Cuento de un muchacho que camina por Alta Vista


Fotografía obra de Juan Mattey. Fuente original Flickr


Comprando una teta de jobito en la Plaza del Hierro, el vendedor me anuncia: “Son cien bolos, llave”. No se ve ninguna llave en el lugar, tampoco alguna cerradura, pero le respondo “gracias, papá”. Le entiendo y me entiende y ambos seguimos adelante. A lo lejos se ve la rueda de la fortuna de Alta Vista, continúa girando aunque hayan pasado muchos años desde que la feria cerró. Todo tan nostálgico, tan pasado. A esa gran noria la mueve el viento, el mismo que se respira en los grandes hornos de Sidor, en las celdas de Venalum o el ferrocarril y los buques de Ferrominera. De Alcasa es la plaza por la que ahora camino. Y de quién sabe quién será esta tierra que piso. Será de los que la habitaron por primera vez, de los que la independizaron, de quienes plantaron sueños en ella, o simplemente de todos aquellos que la hayan pisado alguna vez. Quizás no sea de nadie, quizás sea de sí misma. Del perro con sarna en el lomo que busca comida en la basura, del niño descalzo en el asfalto ardiente que hace malabares con limones, del vagabundo delirante que pide algo de dinero asegurando que no será para droga. De quién es esta tierra, me sigo preguntando, mientras avanzo, mientras voy a la altura de la carrera Tocoma en el centro de Puerto Ordaz, ciudad cuya pertenencia ahora intento descifrar.


Sigo caminando. El calor me consume, me hace delirar o, tal vez, pensar con un poco de claridad. Puerto Ordaz, la incandescente. Así le empecé a decir cuando supe que la incandescencia es la cualidad que tienen los metales de ponerse al “rojo vivo” por la exposición a altas temperaturas. Pues este sitio posee esa capacidad. Su suelo, al ser un gran pedazo de mineral compacto, se pone precisamente al “rojo vivo” ante las embestidas que le da el sol todos los días. Y nosotros en el medio sin saber qué es peor, si sufrir por el calor o no saber aún de quién es esta tierra.
Veo muchos edificios que me recuerdan a María, antes de irse ella vivía en uno llamado Araguaney y que queda en la calle Aro, justo antes de llegar a la carrera Caruachi. ¡Cuánta falta me hace María! Se pierde ahora de estos paisajes llenos de criollismo devastado, de urbe caída en pleno vuelo. María no tiene de esto en el norte, no tiene mañanas de colores industriales, ni palabras tricolores como las que acá decimos. No me tiene a mí para afirmarle que vale la pena quedarse, que nuestras quimeras nacionales no se irán solas. Que debemos luchar por esto, por aquello, por tal y cual. Que hacerlo es jodido y complicado pero, sobre todo, necesario. La verdad es que se me fue un pedazo de mí mismo detrás de María, pero yo la entiendo y ella me entiende y ambos seguimos adelante.

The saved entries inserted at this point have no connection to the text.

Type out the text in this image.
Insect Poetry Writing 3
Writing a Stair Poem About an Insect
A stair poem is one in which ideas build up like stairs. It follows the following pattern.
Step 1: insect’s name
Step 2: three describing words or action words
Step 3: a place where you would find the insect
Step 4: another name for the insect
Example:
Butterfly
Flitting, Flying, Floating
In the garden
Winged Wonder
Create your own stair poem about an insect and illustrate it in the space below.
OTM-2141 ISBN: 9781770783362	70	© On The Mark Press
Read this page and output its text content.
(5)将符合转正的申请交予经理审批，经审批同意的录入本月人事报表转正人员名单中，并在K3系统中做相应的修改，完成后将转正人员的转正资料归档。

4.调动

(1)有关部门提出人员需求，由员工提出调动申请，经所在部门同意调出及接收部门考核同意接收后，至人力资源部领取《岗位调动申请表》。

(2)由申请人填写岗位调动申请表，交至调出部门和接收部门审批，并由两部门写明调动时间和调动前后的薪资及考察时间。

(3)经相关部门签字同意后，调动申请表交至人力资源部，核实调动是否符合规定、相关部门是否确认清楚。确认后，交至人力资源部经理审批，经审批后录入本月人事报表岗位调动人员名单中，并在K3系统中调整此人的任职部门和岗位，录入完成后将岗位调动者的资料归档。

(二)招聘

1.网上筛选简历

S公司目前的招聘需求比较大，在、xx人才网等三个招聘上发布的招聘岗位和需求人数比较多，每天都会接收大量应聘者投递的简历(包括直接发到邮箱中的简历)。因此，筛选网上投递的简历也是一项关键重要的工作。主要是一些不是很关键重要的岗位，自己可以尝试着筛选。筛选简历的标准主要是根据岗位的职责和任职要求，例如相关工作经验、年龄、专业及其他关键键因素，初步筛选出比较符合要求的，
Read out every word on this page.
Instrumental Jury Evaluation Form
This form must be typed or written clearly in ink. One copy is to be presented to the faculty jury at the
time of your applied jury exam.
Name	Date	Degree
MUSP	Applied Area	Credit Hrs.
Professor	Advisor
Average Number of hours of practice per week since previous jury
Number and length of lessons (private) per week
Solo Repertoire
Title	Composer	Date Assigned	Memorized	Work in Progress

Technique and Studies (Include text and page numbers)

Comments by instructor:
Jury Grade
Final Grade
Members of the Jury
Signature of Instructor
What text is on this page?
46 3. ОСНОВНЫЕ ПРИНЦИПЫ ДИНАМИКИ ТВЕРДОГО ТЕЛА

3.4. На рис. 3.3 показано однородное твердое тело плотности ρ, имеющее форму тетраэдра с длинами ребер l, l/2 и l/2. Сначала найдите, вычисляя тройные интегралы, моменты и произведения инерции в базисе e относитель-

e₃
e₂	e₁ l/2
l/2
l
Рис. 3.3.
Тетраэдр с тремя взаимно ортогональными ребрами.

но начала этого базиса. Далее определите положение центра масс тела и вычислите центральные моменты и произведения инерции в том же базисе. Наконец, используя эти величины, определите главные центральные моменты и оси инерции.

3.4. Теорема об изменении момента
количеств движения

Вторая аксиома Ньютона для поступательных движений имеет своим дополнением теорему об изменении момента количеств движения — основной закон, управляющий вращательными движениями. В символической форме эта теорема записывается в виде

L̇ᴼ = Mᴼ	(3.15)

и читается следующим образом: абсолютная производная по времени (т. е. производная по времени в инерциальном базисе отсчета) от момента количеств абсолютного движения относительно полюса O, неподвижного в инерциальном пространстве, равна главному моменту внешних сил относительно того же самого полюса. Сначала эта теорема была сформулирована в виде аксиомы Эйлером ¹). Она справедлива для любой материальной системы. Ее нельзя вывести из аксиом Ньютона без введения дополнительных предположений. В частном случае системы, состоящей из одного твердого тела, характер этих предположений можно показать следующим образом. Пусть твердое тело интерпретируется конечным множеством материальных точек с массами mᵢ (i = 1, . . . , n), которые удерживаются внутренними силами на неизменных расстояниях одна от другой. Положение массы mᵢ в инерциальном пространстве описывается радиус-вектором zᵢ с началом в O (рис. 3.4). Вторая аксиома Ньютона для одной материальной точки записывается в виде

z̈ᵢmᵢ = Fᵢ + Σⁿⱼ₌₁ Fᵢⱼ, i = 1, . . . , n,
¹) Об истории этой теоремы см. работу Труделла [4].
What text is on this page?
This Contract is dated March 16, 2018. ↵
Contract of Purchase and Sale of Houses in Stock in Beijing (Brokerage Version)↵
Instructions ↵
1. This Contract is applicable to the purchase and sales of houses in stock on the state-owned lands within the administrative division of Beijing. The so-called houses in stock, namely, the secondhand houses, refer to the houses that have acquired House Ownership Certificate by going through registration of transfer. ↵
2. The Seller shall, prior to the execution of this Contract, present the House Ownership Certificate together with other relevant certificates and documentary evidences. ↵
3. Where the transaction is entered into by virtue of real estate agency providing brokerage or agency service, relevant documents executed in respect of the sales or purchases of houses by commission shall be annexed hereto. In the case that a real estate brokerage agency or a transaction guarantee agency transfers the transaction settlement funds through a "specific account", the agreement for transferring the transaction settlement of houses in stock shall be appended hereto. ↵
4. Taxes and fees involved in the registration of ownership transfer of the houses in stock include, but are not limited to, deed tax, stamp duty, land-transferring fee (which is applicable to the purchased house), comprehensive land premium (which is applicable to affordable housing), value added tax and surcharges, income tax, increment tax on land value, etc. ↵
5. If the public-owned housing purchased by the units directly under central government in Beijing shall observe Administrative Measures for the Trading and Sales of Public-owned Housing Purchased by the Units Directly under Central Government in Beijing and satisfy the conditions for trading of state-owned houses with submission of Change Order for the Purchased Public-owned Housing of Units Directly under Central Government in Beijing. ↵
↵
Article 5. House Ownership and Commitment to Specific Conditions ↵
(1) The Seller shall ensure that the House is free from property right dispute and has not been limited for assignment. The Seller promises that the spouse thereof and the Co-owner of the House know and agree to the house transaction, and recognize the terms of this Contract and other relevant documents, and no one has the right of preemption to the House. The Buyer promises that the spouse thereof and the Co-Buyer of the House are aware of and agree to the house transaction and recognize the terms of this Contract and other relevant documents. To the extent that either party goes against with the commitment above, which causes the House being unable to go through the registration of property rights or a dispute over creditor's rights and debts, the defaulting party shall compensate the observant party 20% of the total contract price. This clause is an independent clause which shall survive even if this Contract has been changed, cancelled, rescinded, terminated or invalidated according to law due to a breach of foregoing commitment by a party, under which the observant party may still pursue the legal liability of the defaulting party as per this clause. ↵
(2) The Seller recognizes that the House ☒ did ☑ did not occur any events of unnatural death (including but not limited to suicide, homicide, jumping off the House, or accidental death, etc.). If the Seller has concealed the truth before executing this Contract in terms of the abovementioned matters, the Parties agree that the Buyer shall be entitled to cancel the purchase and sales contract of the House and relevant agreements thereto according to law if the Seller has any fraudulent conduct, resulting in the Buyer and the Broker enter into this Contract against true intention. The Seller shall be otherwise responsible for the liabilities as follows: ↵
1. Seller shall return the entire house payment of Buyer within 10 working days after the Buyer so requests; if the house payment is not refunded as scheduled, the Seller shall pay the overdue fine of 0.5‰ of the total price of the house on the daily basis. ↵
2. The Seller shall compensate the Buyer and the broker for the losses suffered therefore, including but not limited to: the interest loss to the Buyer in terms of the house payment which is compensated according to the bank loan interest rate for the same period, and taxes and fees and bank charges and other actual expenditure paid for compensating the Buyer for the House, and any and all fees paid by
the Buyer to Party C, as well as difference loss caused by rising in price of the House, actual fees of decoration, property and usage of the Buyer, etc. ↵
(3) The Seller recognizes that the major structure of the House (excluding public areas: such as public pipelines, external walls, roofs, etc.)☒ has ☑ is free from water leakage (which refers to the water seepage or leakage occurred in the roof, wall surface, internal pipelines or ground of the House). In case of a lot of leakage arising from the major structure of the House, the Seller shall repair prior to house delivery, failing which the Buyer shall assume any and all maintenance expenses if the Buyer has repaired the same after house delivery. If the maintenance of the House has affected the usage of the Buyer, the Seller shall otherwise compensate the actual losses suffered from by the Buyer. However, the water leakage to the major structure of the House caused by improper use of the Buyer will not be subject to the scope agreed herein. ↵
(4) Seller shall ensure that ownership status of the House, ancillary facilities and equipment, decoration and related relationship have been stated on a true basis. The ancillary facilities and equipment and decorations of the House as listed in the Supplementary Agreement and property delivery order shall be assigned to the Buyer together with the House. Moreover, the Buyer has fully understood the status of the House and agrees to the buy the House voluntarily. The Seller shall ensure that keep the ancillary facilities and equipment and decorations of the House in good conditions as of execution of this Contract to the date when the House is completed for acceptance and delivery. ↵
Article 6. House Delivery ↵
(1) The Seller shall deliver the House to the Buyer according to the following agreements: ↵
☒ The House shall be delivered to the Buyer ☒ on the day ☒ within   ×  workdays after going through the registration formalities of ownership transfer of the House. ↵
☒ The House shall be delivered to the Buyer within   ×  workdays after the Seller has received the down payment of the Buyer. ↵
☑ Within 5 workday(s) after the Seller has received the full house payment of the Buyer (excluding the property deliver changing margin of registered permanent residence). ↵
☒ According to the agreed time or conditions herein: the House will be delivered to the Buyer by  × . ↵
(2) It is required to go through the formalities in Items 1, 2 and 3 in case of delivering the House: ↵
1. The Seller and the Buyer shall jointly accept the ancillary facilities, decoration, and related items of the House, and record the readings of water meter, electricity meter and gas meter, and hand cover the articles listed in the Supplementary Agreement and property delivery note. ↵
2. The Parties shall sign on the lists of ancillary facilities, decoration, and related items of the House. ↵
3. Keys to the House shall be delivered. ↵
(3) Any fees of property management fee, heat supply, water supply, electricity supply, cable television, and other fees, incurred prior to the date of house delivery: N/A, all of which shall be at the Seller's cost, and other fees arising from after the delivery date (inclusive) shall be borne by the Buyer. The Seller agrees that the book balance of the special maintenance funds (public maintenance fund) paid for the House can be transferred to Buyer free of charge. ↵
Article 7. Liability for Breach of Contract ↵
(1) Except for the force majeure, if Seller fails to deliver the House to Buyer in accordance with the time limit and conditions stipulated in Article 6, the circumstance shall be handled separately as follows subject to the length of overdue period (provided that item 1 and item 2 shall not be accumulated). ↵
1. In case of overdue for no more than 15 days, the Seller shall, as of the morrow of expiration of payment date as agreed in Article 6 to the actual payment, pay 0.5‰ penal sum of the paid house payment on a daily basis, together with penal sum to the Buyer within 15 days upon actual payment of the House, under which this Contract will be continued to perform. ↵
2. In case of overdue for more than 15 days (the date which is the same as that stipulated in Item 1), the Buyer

Llego hasta la panadería Salto Angel Norte, entro y saludo a los que conozco. Los que me conocen me saludan también, siempre vengo a comprar pan canilla o, como dirían los franceses, baguette. El panadero, cuyo nombre no recuerdo en este momento porque siempre lo llaman por un sobrenombre que tampoco recuerdo ahora mismo, es un gran conversador. A él le conté una vez que mi gran sueño es poner un café en esa calle. Sería un sitio al que llegue todo el mundo a buscar una bebida cuando caiga la lluvia, uno en donde la gente pueda conversar de todo. De literatura y empresas básicas, de los carnavales y la política, de teorías y moda; en fin, de lo que sea. Aquel amigo me respondió que toca echarle un camión para lograr ese sueño hoy en día, pero que sí se puede. ¿No es bonito acaso que nos acompañemos en nuestros sueños? Me lleno de esperanzas porque lo entiendo y me entiende y ambos seguimos adelante.  

Salgo una vez más a la calle con dos panes canilla debajo del brazo, me detengo y veo a mi alrededor aquella ciudad por la que siento tantas cosas, esa que no ha dejado de ser una promesa que ya casi nadie quiere cumplir. ¿Y de quién es esta tierra? Vuelvo a preguntarme. “Es mía”, me respondo frunciendo el ceño, asintiendo con la cabeza y con un revolcón en el núcleo de mi ser. Cuánta pendejada puede pensar un muchacho hasta llegar a una resolución tan simple. Pero acá lo importante es la convicción que tengamos ante esa resolución, y luego lo que hagamos con ella. Por lo menos ahora eso entiendo y espero que tú me entiendas, que también sientas que es tuya esta tierra y que ambos, llenos de valor, sigamos adelante.